Section 233(1)(a) of the Communications and Multimedia Act (CMA) 1998 criminalises “the improper use of network facilities or services”. Basically, you might get yourself into trouble for posting anything (ie: remarks, comments, pictures, videos, signs) which are false, obscene, indecent, offensive in the Internet with the intent to annoy, harass, abuse or threaten any person.” The person could be anyone, from lay people like you and me, to political figures and members of the royal families. S.233(1)(a) CMA covers one-to-one communication, group chat, public posting and any other interactions using the social media (ie: Facebook, Twitter, Blog and even Whatapps) – there is no limitations on how a person could be charged.

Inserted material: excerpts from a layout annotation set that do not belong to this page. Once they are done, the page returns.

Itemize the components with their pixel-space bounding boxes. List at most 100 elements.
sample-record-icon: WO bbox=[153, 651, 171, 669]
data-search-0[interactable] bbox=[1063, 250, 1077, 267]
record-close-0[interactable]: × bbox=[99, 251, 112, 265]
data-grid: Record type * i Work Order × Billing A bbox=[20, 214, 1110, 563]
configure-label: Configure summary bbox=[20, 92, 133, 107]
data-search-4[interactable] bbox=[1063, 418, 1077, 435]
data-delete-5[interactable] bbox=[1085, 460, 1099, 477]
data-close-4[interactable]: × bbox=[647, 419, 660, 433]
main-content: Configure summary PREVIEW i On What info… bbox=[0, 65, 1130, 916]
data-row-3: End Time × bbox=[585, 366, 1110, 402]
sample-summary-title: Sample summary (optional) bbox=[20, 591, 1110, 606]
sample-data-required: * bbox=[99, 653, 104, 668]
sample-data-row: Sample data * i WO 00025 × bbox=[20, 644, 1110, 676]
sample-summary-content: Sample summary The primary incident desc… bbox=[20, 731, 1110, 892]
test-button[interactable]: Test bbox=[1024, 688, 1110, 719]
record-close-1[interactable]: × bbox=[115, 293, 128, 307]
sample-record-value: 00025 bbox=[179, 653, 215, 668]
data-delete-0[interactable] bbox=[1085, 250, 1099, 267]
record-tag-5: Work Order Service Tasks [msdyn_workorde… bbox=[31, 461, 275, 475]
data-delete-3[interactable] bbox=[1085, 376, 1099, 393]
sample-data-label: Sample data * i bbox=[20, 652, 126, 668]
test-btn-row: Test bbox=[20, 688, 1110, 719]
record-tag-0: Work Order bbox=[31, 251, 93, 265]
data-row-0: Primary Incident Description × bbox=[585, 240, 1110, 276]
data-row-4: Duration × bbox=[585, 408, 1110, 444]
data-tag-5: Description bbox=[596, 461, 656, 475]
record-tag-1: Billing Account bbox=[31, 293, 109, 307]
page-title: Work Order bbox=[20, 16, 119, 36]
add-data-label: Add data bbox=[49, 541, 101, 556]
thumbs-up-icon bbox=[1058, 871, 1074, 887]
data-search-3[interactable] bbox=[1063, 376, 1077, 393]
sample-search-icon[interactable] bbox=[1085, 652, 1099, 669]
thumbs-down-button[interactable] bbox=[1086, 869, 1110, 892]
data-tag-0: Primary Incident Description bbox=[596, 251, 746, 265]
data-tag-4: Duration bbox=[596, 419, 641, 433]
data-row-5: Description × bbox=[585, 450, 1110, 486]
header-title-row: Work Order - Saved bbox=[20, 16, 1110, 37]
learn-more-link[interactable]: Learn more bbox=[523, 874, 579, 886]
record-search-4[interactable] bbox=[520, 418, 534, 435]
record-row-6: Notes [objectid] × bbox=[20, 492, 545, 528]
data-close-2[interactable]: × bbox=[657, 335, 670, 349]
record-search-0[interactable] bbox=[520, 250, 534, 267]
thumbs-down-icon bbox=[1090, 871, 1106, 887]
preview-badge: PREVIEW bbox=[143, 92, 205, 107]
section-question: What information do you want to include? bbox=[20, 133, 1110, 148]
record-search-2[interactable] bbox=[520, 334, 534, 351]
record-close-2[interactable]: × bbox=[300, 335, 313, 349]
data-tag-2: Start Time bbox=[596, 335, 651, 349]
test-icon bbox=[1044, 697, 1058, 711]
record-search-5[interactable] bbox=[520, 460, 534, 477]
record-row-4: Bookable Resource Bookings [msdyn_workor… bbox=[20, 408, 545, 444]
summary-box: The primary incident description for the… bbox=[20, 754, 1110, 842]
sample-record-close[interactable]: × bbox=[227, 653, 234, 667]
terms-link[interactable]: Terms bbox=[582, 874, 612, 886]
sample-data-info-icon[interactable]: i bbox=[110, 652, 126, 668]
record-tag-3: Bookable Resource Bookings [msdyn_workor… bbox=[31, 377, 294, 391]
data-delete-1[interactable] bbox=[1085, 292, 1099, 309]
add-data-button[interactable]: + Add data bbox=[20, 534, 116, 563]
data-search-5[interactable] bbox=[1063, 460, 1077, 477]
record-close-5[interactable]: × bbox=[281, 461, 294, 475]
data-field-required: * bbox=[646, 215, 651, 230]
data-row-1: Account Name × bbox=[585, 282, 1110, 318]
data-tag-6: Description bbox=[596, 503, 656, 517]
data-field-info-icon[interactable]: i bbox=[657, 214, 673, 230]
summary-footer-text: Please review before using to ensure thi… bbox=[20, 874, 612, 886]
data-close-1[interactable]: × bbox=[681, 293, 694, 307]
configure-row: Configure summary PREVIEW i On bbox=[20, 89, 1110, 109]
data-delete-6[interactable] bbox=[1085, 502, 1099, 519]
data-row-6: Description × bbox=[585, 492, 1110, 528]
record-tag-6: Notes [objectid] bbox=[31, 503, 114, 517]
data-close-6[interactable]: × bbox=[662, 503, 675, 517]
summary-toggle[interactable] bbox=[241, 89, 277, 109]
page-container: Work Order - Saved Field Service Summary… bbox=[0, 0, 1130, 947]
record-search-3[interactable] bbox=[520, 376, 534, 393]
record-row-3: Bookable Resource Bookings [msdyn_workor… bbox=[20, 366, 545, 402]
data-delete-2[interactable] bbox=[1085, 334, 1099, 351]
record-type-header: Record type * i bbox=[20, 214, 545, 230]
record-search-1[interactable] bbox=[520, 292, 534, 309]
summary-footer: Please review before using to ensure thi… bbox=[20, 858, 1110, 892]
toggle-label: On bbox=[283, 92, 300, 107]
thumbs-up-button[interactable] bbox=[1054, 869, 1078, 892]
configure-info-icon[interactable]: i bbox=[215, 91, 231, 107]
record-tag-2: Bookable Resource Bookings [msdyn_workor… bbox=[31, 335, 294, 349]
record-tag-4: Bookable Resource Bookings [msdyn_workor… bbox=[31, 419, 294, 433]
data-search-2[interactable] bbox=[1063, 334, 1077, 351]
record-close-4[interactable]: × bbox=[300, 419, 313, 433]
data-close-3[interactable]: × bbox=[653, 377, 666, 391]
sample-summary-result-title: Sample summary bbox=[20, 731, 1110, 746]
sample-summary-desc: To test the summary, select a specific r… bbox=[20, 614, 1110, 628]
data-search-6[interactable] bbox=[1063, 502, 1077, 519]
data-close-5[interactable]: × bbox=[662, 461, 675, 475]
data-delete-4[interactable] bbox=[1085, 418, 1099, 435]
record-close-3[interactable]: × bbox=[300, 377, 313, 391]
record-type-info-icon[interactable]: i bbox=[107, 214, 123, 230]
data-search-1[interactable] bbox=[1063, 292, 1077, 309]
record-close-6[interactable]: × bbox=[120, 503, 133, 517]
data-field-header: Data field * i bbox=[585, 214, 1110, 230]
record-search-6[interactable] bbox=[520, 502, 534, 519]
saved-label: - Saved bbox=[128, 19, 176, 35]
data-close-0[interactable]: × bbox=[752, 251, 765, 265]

Section 233 CMA: Improper use of network facilities or network service, etc.
(1) A person who—
- by means of any network facilities or network service or applications service knowingly
(i) makes, creates or solicits; and
(ii) initiates the transmission of, any comment, request, suggestion or other communication which is obscene, indecent, false, menacing or offensive in character with intent to annoy, abuse, threaten or harass another person;
(3) A person who commits an offence under this section shall, on conviction, be liable to a fine not exceeding RM50,000 or to imprisonment for a term not exceeding one year or to both and shall also be liable to a further fine of RM1,000 for every day during which the offence is continued after conviction.
- In 2016, a 76-year-old man Pa Ya, was arrested by the police for allegedly posting a picture insulting the Prime Minister in a Whatsapp group chat. The man, was arrested in Petaling Jaya, and taken into custody for investigation in Johor.
- In 2015, “Letak Jawatan” Facebook page administrator Joe Haidy Sulaiman was investigated for allegedly defaming the Prime Minister.
- In 2015, Sarawak Report was charged and investigated, and access to its website was blocked for publishing unverified information relating to the Prime Minister and 1MDB;
Under Section 233(1)(b) CMA, the Prosecutor are not required to establish the knowledge of the accused being annoyed or abused. This would mean the targeted person does not actually need to feel annoyed, harrassed or insulted. All the Prosecutor has to do is to establish the intention of the accused to annoy, abuse, threaten or harass the other person. In PP v Rutinin Suhaimin (2013), the High Court judge has confirmed that intention to annoy, abuse, or harass can be inferred, and it is unnecessary to call the victim of the annoying remarks to attend court as witness.
In short: if you have said/post something in the social media to annoy or insult a person (whether you mean it or not), and even if the person had not actually been insulted (because he/she had not view those words/pictures), you might still get yourself in trouble under s.233 CMA.
While the aim of these sections is to promote responsibility and accountability for Internet users, the problem with s.233 CMA lies in its extremely subjective interpretation. There is no definition or guidance whatsoever explaining what constitutes “indecent, obscene, false, menacing, or offensive in character with intent to annoy, abuse, threaten or harass.” As a result, this gives the Police an extremely wide discretion to charge and investigate people for exchanging opinions, and this arguably infringes our right to freedom of speech and right to privacy. The Malaysian Bar had on many occasions openly criticised the misuse of s.233 CMA and called for amendments. It is hope that amendments to the Act will happen soon, because the ability to express our opinion freely is essential to bring about meaningful progress to the society.